Well Ordering Principle, Zorn's Lemma, Induction, etc.

Question

I know there are plenty of proofs online that show Induction implies well ordering, well ordering implies induction, zorn's lemma implies induction, etc. and what I seem to be getting is that in most courses professors introduce these by assuming one and proving the others from it, but is there an accessible proof of one that does not assume the others and is self-contained? I don't seem to be finding any. I hate the idea that you more or less have to assume one because the proof of any one of them without using the others is too unaccessible to undergraduate students. Thanks!

Answer 1

It's not that the proof of any one of them without the others is inaccessible; it's that there isn't one. Asking for a proof of Zorn's Lemma without depending on the Well-Ordering Principle (or something similar) is a lot like asking for a proof that even numbers $>2$ are composite without making use of the fact that even numbers are divisible by $2$; it can't be done. Zorn's Lemma is simply not true in a universe in which Well-Ordering fails, and there are mathematical "universes" in which exactly this happens.

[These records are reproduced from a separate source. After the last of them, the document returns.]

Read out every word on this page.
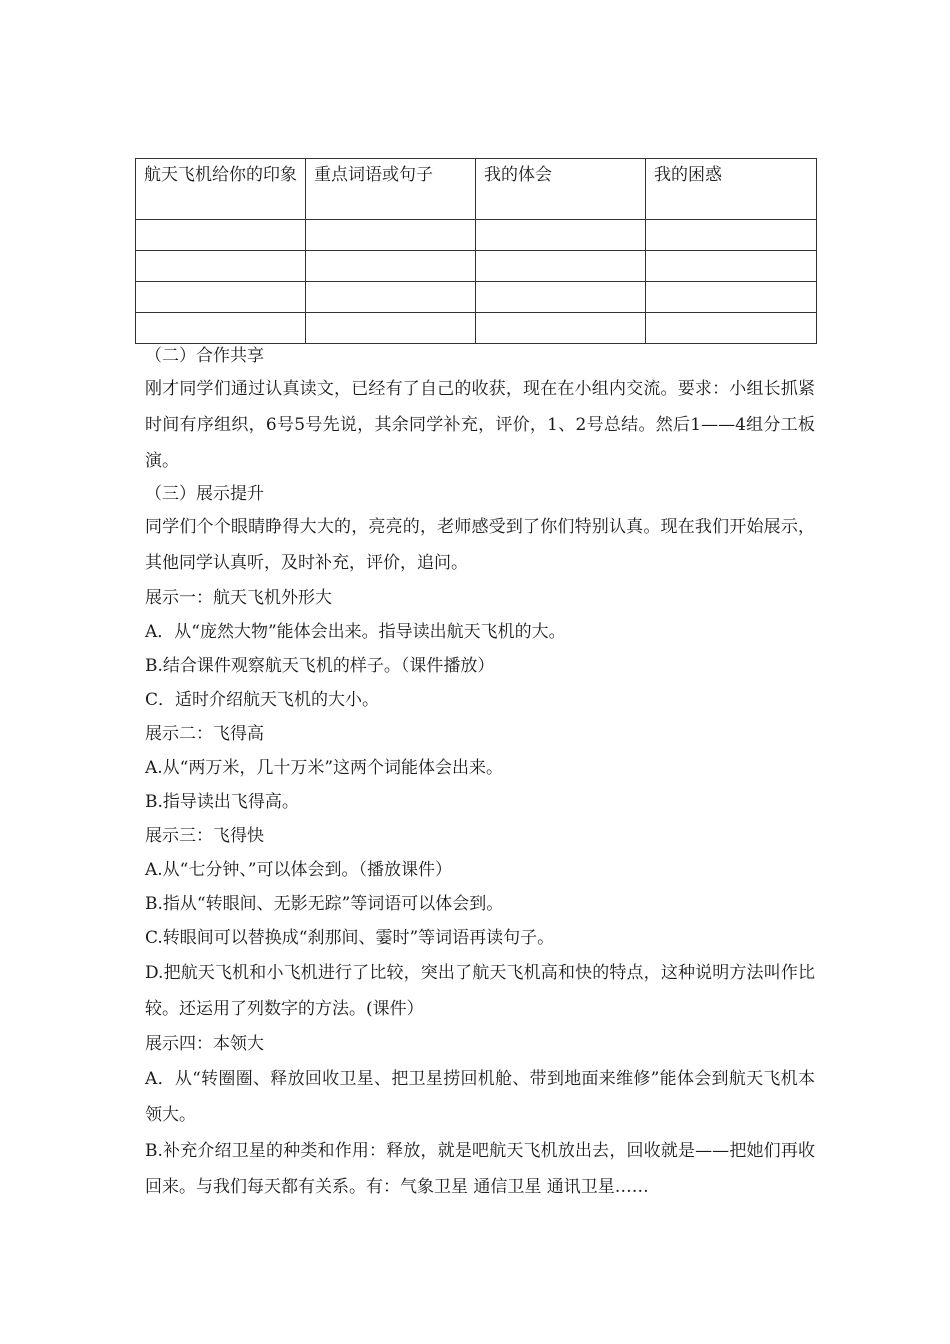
航天飞机给你的印象	重点词语或句子	我的体会	我的困惑

（二）合作共享

刚才同学们通过认真读文，已经有了自己的收获，现在在小组内交流。要求：小组长抓紧时间有序组织，6号5号先说，其余同学补充，评价，1、2号总结。然后1——4组分工板演。

（三）展示提升

同学们个个眼睛睁得大大的，亮亮的，老师感受到了你们特别认真。现在我们开始展示，其他同学认真听，及时补充，评价，追问。

展示一：航天飞机外形大

A．从“庞然大物”能体会出来。指导读出航天飞机的大。

B.结合课件观察航天飞机的样子。（课件播放）

C．适时介绍航天飞机的大小。

展示二：飞得高

A.从“两万米，几十万米”这两个词能体会出来。

B.指导读出飞得高。

展示三：飞得快

A.从“七分钟、”可以体会到。（播放课件）

B.指从“转眼间、无影无踪”等词语可以体会到。

C.转眼间可以替换成“刹那间、霎时”等词语再读句子。

D.把航天飞机和小飞机进行了比较，突出了航天飞机高和快的特点，这种说明方法叫作比较。还运用了列数字的方法。(课件）

展示四：本领大

A．从“转圈圈、释放回收卫星、把卫星捞回机舱、带到地面来维修”能体会到航天飞机本领大。

B.补充介绍卫星的种类和作用：释放，就是吧航天飞机放出去，回收就是——把她们再收回来。与我们每天都有关系。有：气象卫星 通信卫星 通讯卫星……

In Zermelo-Frankel set theory, all three of these principles are equivalent to the Axiom of Choice, which is an additional axiom that is independent of the other axioms. Most people wouldn't say that Zorn's Lemma/Well-Ordering/induction are "axiomatic", but they are equivalent to an axiom. A proof of each one from the Axiom of Choice is fairly straightforward, but Well-Ordering is easiest to prove.

Answer 2

All three are variations of the Axiom of Choice: https://en.wikipedia.org/wiki/Axiom_of_choice

There is no ultimate proof because it is an independent axiom.

Answer 3

One needs to start from somewhere.

You some some axioms to prove that $0\neq 1$, because syntactically speaking these are just two constant symbols without any meaning to them. Once you start with some context—some axioms, or structure—then you can prove or disprove that $0\neq 1$ depending on your context.

In set theory, naively we work in a theory which has some semblance to $\sf ZF$ with or without choice. But choice is not very "obvious" or "naive" anymore. And we motivate it by proving the following theorem:

The following are equivalent over $\sf ZF$:

1. The Axiom of Choice;
2. Every set can be well-ordered;
3. Zorn's Lemma.

(And there are many other variants and equivalents which you might have met.)

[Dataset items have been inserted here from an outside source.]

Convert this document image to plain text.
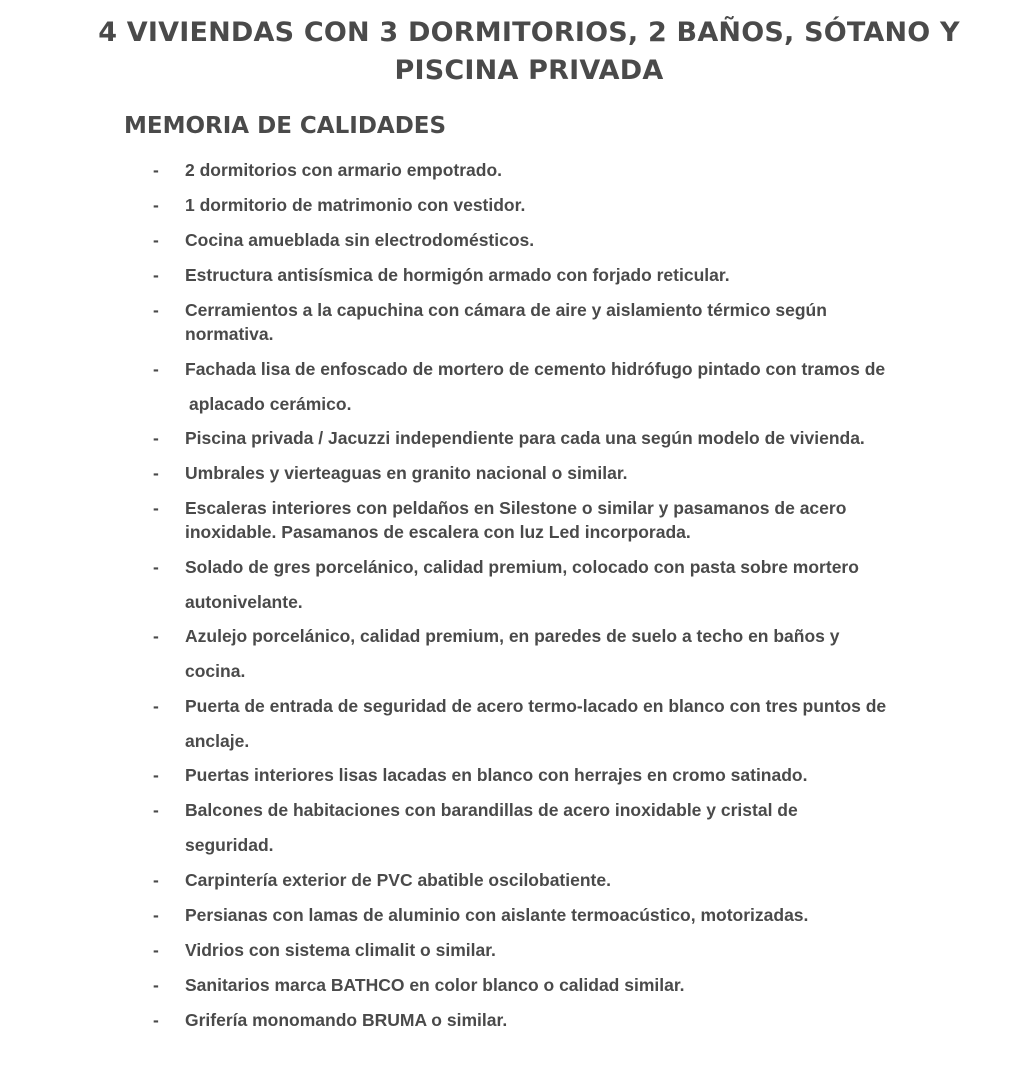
4 VIVIENDAS CON 3 DORMITORIOS, 2 BAÑOS, SÓTANO Y
PISCINA PRIVADA
MEMORIA DE CALIDADES
- 2 dormitorios con armario empotrado.
- 1 dormitorio de matrimonio con vestidor.
- Cocina amueblada sin electrodomésticos.
- Estructura antisísmica de hormigón armado con forjado reticular.
- Cerramientos a la capuchina con cámara de aire y aislamiento térmico según
normativa.
- Fachada lisa de enfoscado de mortero de cemento hidrófugo pintado con tramos de
aplacado cerámico.
- Piscina privada / Jacuzzi independiente para cada una según modelo de vivienda.
- Umbrales y vierteaguas en granito nacional o similar.
- Escaleras interiores con peldaños en Silestone o similar y pasamanos de acero
inoxidable. Pasamanos de escalera con luz Led incorporada.
- Solado de gres porcelánico, calidad premium, colocado con pasta sobre mortero
autonivelante.
- Azulejo porcelánico, calidad premium, en paredes de suelo a techo en baños y
cocina.
- Puerta de entrada de seguridad de acero termo-lacado en blanco con tres puntos de
anclaje.
- Puertas interiores lisas lacadas en blanco con herrajes en cromo satinado.
- Balcones de habitaciones con barandillas de acero inoxidable y cristal de
seguridad.
- Carpintería exterior de PVC abatible oscilobatiente.
- Persianas con lamas de aluminio con aislante termoacústico, motorizadas.
- Vidrios con sistema climalit o similar.
- Sanitarios marca BATHCO en color blanco o calidad similar.
- Grifería monomando BRUMA o similar.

But to prove three things are equivalent, we first assume the first and prove the second; then assume the second and prove the third; and finally assume the third and prove the first.

So to your question, you cannot prove Zorn's lemma without assuming the axiom of choice, in one way or another. This is just how mathematics work. And their equivalence show that assuming one is the same as assuming any of them. So either one can be taken as your axiom, in which case you could prove the rest.

Answer 4

There are 3 well known equivalent statements:

1. Axiom of choice
2. Zorn's lemma
3. Well ordering principle

Further, there is a tool of the set theory which does not require any of these, it is called transfinite recursion.

But I see these three "equivalent" statements a bit differently. Of course, they are equivalent, but you do not need anything advanced (I mean transfinite recursion, ordinals, etc.) to prove 1 from 2 or from 3. On the other hand, you need the transfinite recursion for proving 2 or 3 from 1. Moreover, 1 is really intuitive, there is a reason why to consider it as an axiom.

So in my view, 2 and 3 are just theorems of set theory which can be proved using the axiom of choice (as well as other axioms) and the transfinite recursion. And these two theorems happened to be so strong and general that they can prove each other and the original axiom.